A similar emotion was felt by many human rights groups, which have lobbied Russia to abolish the death penalty once and for all. They were swift to say that Russia, which executed up to 20,000 people a year in Soviet times, still had a long way to go before it meets international humanitarian standards.
"It's a big step in the right direction, but the death penalty formally still exists in Russia," Diederik Lohman, director of Human Rights Watch in Moscow, said by telephone. "In order to start executing people again it would take time and effort, but it's still technically possible to go back to applying the death penalty."
Russia has to take a final step to outlaw the death penalty and live up to its promise to the Council of Europe, a 40-state human rights body that outlaws peacetime executions.

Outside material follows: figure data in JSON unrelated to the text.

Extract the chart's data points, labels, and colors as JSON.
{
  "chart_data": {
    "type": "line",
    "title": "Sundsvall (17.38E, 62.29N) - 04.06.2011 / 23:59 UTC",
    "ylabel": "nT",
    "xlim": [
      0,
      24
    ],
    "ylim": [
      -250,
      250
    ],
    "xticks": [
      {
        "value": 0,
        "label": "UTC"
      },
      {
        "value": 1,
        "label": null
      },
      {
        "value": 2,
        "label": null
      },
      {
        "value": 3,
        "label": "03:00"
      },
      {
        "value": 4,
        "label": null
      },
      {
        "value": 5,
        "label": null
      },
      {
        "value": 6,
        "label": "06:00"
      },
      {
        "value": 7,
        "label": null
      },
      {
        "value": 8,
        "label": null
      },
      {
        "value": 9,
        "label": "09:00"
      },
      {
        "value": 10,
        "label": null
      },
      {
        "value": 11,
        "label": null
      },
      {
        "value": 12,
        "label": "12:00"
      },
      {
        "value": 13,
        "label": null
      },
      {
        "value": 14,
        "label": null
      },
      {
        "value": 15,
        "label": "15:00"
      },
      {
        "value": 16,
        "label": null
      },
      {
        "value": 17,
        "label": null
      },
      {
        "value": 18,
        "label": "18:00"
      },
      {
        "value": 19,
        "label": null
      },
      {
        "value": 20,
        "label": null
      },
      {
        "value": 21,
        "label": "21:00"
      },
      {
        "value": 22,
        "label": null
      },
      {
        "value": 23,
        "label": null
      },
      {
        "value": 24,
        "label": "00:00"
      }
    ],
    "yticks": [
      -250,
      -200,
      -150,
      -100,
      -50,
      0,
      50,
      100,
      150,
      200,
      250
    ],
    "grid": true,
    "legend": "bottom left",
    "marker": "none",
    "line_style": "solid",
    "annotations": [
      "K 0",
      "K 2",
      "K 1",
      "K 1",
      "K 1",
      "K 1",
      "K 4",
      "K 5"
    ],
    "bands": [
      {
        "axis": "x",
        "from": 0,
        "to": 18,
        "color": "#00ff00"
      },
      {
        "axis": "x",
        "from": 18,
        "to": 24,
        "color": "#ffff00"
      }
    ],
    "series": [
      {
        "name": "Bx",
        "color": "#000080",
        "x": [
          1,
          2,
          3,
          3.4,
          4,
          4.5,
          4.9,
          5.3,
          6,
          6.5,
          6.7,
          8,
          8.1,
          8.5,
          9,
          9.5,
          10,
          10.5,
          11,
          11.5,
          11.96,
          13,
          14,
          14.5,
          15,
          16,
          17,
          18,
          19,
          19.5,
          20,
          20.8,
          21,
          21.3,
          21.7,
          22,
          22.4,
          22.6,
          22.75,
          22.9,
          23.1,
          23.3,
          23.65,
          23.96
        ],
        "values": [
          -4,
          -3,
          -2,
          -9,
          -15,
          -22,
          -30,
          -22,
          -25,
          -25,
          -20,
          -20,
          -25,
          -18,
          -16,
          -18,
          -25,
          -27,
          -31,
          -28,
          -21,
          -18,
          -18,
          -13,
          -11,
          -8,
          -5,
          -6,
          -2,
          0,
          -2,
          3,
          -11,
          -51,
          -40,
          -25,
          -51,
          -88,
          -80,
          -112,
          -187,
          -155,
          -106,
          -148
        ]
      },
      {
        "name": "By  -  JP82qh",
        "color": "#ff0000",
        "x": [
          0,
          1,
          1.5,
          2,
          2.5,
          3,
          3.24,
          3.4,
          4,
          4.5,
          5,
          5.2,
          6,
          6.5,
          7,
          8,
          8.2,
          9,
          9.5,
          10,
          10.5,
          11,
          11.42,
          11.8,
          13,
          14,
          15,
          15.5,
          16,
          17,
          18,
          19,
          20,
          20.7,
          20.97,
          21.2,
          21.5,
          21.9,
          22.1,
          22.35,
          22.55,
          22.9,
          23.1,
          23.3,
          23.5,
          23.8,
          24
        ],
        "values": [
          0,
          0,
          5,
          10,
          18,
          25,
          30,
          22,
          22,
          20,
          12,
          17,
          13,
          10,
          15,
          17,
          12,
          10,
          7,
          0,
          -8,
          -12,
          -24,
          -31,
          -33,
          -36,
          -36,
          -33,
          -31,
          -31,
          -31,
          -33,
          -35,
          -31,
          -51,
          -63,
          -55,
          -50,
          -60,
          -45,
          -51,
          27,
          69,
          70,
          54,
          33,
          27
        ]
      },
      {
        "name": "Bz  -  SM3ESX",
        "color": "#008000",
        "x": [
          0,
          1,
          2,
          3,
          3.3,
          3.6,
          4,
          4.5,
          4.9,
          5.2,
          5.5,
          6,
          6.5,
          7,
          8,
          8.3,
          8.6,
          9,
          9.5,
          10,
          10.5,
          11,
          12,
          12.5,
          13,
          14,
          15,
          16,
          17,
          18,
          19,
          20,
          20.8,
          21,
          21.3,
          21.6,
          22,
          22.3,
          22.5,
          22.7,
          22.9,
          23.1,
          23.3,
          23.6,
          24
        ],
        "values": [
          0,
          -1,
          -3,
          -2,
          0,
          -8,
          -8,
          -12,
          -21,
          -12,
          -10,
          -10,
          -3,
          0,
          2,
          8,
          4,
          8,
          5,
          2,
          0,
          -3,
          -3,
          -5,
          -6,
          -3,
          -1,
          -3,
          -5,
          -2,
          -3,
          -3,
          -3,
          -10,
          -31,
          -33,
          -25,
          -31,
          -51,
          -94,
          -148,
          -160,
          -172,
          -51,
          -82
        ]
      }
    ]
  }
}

Yeltsin imposed an informal moratorium on executions in August 1996 and the Constitutional Court has ordered judges to stop sentencing people to death until defendants can be guaranteed a jury trial. So far only nine of Russia's 89 regions have a jury system because local authorities say it costs too much.
So the death sentence remains on the books and the State Duma, the lower house of parliament, must pass a law changing the criminal code to abolish it for good. It will not be easy.
Many Russians believe the best way to stop violent criminals from terrorizing the vast land is to keep the threat of execution hanging over their heads. And politicians, facing an election in just over six months, will no doubt tap into this impulse in their campaigning, as Yeltsin himself did in 1995-96 by stepping up executions.
Sergei Vitsin, deputy chairman of Russia's Presidential Pardons Commission, said resistance in the Duma was fierce. "The law has already been prepared, but it is not going to be done soon. There are people and deputies who strongly believe that the death penalty should exist," he said by telephone.
Human rights groups doubt Russia will ever find a way to persuade people that the death penalty is no deterrent.
"I think the chances of that law getting considered and passed are almost nonexistent," said Lohman. "The Duma snubbed the last moratorium draft law, they refused to even consider it. I think that's a very clear indication of how the Duma looks at the death penalty and where it stands on abolition."
Lohman said he doubted a new Duma would feel differently and it would be possible, although difficult, for a new president, to be elected in mid-2000, to resume executions.
Relatives of those on death row have no doubt celebrated the fact that their menfolk -- there are no women -- are still alive and their families' torment has ceased. But for some prisoners, a jail term is more terrifying than the prospect of a bullet in the head.
"We know the statistics, and we have carried out surveys and many of those who have got life sentences think they would rather be executed," Justice Minister Pavel Krasheninnikov said.
Russia's prisons are notorious for overcrowding and lack of funding, although the Duma has given its initial approval for an amnesty for more than 94,000 nonviolent prisoners. Deputies approved a draft law in the first reading of three to make inroads into the prison population, which at more than a million is one of the world's highest incarceration rates.
In ordinary jails, more than 10 prisoners can be found sharing cells of 215 to 320 square feet, and inmates can expect less than 70 kopecks worth of food a day.
"Russia has to work really hard to improve the conditions in prisons and colonies including camps for life prisoners," Lohman said. "It's horrific to think that they would rather die than live."